Par jugement du 14 juillet 2003, la Cour civile du Tribunal cantonal du
canton de Vaud, admettant la demande pour l'essentiel, a fait interdiction à
la défenderesse d'utiliser le nom "Nestlé" dans sa raison sociale (ch. I du
dispositif), l'a sommée de requérir du registre du commerce du canton de
Vaud, dans les 30 jours dès l'entrée en force du jugement, la modification de
sa raison sociale de sorte que le nom "Nestlé" n'y apparaisse plus (ch. II du
dispositif) et lui a ordonné de modifier, dans les trois mois dès l'entrée en
force du jugement, ses papiers d'affaires et sa publicité afin que le nom
"Nestlé" n'y figure plus (ch. III du dispositif), le tout sous la menace,
pour ses organes, des peines prévues à l'art. 292 CP (ch. IV du dispositif).
Pour justifier cette interdiction et ces injonctions, la cour cantonale a
retenu que l'utilisation du nom "Nestlé" par la défenderesse violait le droit
à la marque ainsi que la raison sociale des demanderesses.

C.
La défenderesse interjette un recours en réforme au Tribunal fédéral. Elle
conclut au rejet intégral de la demande. A son avis, la cour cantonale a
admis sans raison valable l'existence d'un risque de confusion au regard du
droit des marques dès lors que l'on n'a pas affaire à une marque de haute
renommée et que ladite marque est utilisée pour d'autres services que ceux
qui sont offerts par la défenderesse. La raison sociale de cette dernière ne
créerait du reste aucun risque de confusion avec celle des demanderesses,
lesquelles ne pourraient de surcroît pas faire valoir le moindre intérêt
juridique à l'admission de leur demande.
Les demanderesses proposent le rejet du recours.

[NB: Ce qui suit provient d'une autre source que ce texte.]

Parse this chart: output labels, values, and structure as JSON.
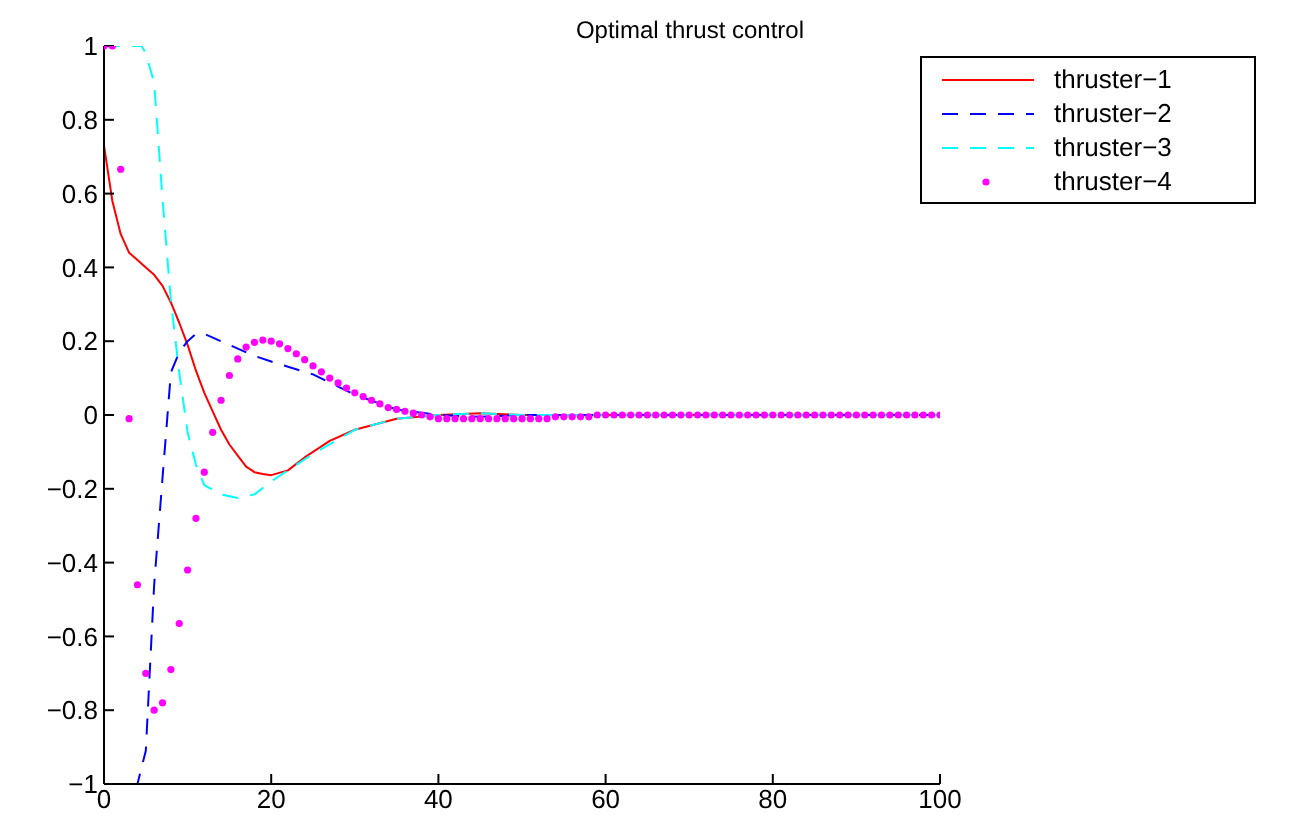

Le Tribunal fédéral considère en droit:

1.
Aux termes de l'art. 15 al. 1 LPM, le titulaire d'une marque de haute
renommée peut interdire à des tiers l'usage de cette marque pour tous les
produits ou les services pour autant qu'un tel usage menace le caractère
distinctif de la marque, exploite sa réputation ou lui porte atteinte. Dans
leur réponse au recours, les demanderesses maintiennent que la marque
"Nestlé" est une marque de haute renommée.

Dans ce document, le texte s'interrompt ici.